Cathy, maman et moi on se sépare, parce qu'on ne s'aime plus comme avant c'est tout. Je vais devoir aller vivre ailleurs, mais ton frère et toi je ne vous oublie pas. Ce n'est pas parce que je suis loin que je ne vous aime pas.

Sa voix me ramène en enfance. Il prononce mon prénom. Il a la voix d'un papa, comme Françoise qui a la voix d'une maman. Je n'arrive pas à lui répondre.

« - Cathy, quelque chose ne va pas ? Parle-moi ma chérie, tu m'inquiètes. »

- Papa...

Il soupire.

« - Je suis là Cathy, parle-moi. Je ne t'ai pas vue depuis l'enterrement, je m'inquiète, tu ne réponds jamais à mes appels, ni à mes messages. »

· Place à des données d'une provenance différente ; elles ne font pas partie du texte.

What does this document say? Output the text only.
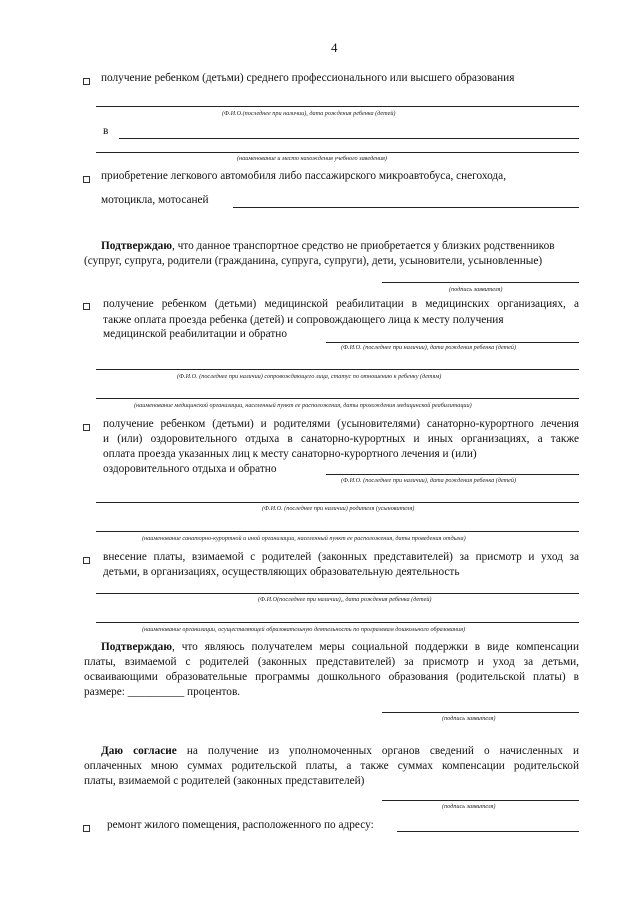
4
получение ребенком (детьми) среднего профессионального или высшего образования
(Ф.И.О.(последнее при наличии), дата рождения ребенка (детей)
в
(наименование и место нахождения учебного заведения)
приобретение легкового автомобиля либо пассажирского микроавтобуса, снегохода,
мотоцикла, мотосаней
Подтверждаю, что данное транспортное средство не приобретается у близких родственников
(супруг, супруга, родители (гражданина, супруга, супруги), дети, усыновители, усыновленные)
(подпись заявителя)
получение ребенком (детьми) медицинской реабилитации в медицинских организациях, а
также оплата проезда ребенка (детей) и сопровождающего лица к месту получения
медицинской реабилитации и обратно
(Ф.И.О. (последнее при наличии), дата рождения ребенка (детей)
(Ф.И.О. (последнее при наличии) сопровождающего лица, статус по отношению к ребенку (детям)
(наименование медицинской организации, населенный пункт ее расположения, даты прохождения медицинской реабилитации)
получение ребенком (детьми) и родителями (усыновителями) санаторно-курортного лечения
и (или) оздоровительного отдыха в санаторно-курортных и иных организациях, а также
оплата проезда указанных лиц к месту санаторно-курортного лечения и (или)
оздоровительного отдыха и обратно
(Ф.И.О. (последнее при наличии), дата рождения ребенка (детей)
(Ф.И.О. (последнее при наличии) родителя (усыновителя)
(наименование санаторно-курортной и иной организации, населенный пункт ее расположения, даты проведения отдыха)
внесение платы, взимаемой с родителей (законных представителей) за присмотр и уход за
детьми, в организациях, осуществляющих образовательную деятельность
(Ф.И.О(последнее при наличии),, дата рождения ребенка (детей)
(наименование организации, осуществляющей образовательную деятельность по программам дошкольного образования)
Подтверждаю, что являюсь получателем меры социальной поддержки в виде компенсации
платы, взимаемой с родителей (законных представителей) за присмотр и уход за детьми,
осваивающими образовательные программы дошкольного образования (родительской платы) в
размере: __________ процентов.
(подпись заявителя)
Даю согласие на получение из уполномоченных органов сведений о начисленных и
оплаченных мною суммах родительской платы, а также суммах компенсации родительской
платы, взимаемой с родителей (законных представителей)
(подпись заявителя)
ремонт жилого помещения, расположенного по адресу:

- Oh Papa ! Il m'a dit, il a dit que tu ne nous parlais plus depuis des années. Oh mon dieu papa ils m'ont tous menti ! Ils n'ont fait que me mentir depuis le début.

« - Comment ça ? Je ne comprends pas. »

Je dois ressembler à une petite fille apeurée. J'ai l'impression d'être à nouveau une fillette de cinq ans qui cherche la protection dans les bras de son père. Je commence à lui expliquer. Mais dès l'instant où j'essaie de formuler des phrases je suis coupée par mes sanglots, par mon souffle que je reprends bruyamment. Je n'arrive pas à lui expliquer. Je ne sais pas comment lui dire.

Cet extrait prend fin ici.